The induction heating cooker according to claim 6, further comprising
a selector connected to the controller, wherein
upon the selector being operated by a user, the controller is operable to select a heating coil pattern sequentially from the first heating coil pattern, the second heating coil pattern, and the third heating coil pattern in a predetermined order.
The induction heating cooker according to claim 10, wherein the controller is operable to
enable the selector to function along an operation by the user while the inverter does not supply the high-frequency power, and
disable the selector to function along an operation by the user while the inverter supplies the high-frequency power.
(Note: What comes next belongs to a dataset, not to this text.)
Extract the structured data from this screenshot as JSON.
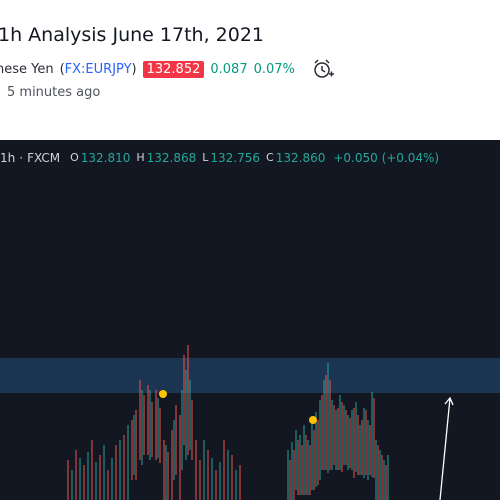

The induction heating cooker according to claim 10, further comprising
a main power switch for turning on and off power supplied to the inverter, wherein
the controller is operable to
enable the selector to function along an operation by the user within a predetermined period of time after the main power switch is turned on to supply power to the inverter, and
disable the selector to function along an operation by the user after the predetermined period of time elapses.
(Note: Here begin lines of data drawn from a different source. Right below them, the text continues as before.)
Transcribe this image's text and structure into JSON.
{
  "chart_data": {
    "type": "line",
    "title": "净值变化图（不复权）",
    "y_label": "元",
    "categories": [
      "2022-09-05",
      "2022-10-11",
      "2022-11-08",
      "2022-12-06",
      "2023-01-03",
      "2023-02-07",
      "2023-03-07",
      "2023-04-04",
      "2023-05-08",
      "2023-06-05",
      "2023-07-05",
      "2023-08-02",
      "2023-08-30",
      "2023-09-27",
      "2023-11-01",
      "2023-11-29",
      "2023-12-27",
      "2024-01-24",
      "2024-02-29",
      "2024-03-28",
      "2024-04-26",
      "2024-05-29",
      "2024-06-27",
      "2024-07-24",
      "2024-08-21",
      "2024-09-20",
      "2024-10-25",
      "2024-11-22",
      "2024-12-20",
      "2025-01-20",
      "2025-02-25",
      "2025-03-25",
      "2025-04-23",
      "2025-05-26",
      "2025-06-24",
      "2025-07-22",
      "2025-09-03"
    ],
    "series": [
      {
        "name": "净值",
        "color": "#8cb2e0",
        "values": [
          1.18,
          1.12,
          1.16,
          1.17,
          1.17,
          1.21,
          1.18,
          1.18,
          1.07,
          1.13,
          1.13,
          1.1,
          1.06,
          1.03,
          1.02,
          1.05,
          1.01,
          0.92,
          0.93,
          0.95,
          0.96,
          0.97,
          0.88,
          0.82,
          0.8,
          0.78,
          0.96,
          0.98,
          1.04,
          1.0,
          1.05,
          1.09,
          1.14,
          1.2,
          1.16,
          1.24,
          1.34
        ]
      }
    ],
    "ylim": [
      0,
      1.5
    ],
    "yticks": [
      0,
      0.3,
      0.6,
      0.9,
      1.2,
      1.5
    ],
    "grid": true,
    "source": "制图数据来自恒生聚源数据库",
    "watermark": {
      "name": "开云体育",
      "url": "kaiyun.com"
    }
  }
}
The induction heating cooker according to claim 1 further comprising:
a first selector connected to the controller; and

a second selector connected to the controller, wherein

the data memory stores a relation that the first selector and the second selector correspond to the first heating coil pattern and the second heating coil pattern, respectively, and

the controller is operable to
select the first heating coil pattern upon the first selector operated by a user, and
select the second heating coil pattern upon the second selector operated by the user.
The induction heating cooker according to claim 13, wherein the controller is operable to
enable the first selector and the second selector to function along an operation by the user while the inverter does not supply the high-frequency power, and
disable the first elector and the second selector to function along an operation by the user while the inverter supplies the high-frequency, power.
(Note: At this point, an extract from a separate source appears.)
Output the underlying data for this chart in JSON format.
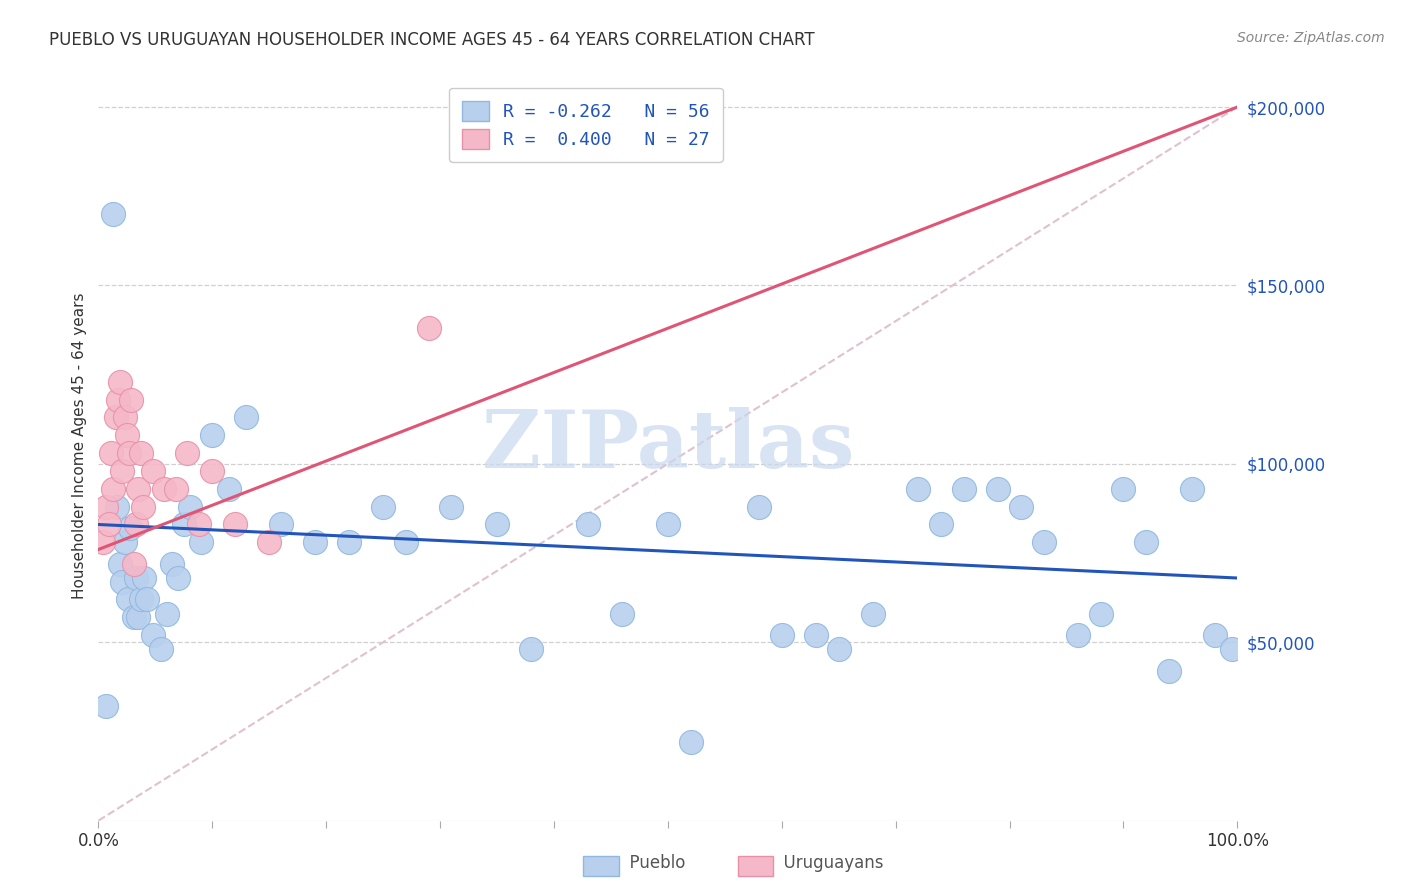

The induction heating cooker according to claim 13, further comprising
a main power switch for turning on and off power supplied to the inverter, wherein
the controller is operable to
enable the first selector and the second selector to function along an operation by the user within a predetermined period of time after the main power switch is turned on to supply power to the inverter, and
disable the first selector and the second selector to function along an operation by the user after the predetermined period of time elapses.
The induction heating cooker according to claim 1, further comprising
a selector connected to the controller, wherein
upon the selector being operated by a user, the controller is operable to select a heating coil pattern sequentially from the first heating coil pattern and the second heating coil pattern in a predetermined order.
The induction heating cooker according to claim 16, wherein the controller is operable to
enable the selector to function along an operation by the user while the inverter does not supply the high-frequency power, and
disable the selector to function along an operation by the user while the inverter supplies the high-frequency power.
The induction heating cooker according to claim 16, further comprising
a main power switch for turning on and off power supplied to the inverter, wherein
the controller is operable to
enable the selector to function along an operation by the user within a predetermined period of time after the main power switch is turned on to supply power to the inverter, and
disable the selector to function along an operation by the user after the predetermined period of time elapses.
The induction heating cooker according to claim 1, further comprising one or more illuminators surrounding each of the one or more heatable regions of the selected heating coil pattern for a user to visibly recognize the one or more heatable regions of the selected heating coil pattern on the upper surface of the top plate.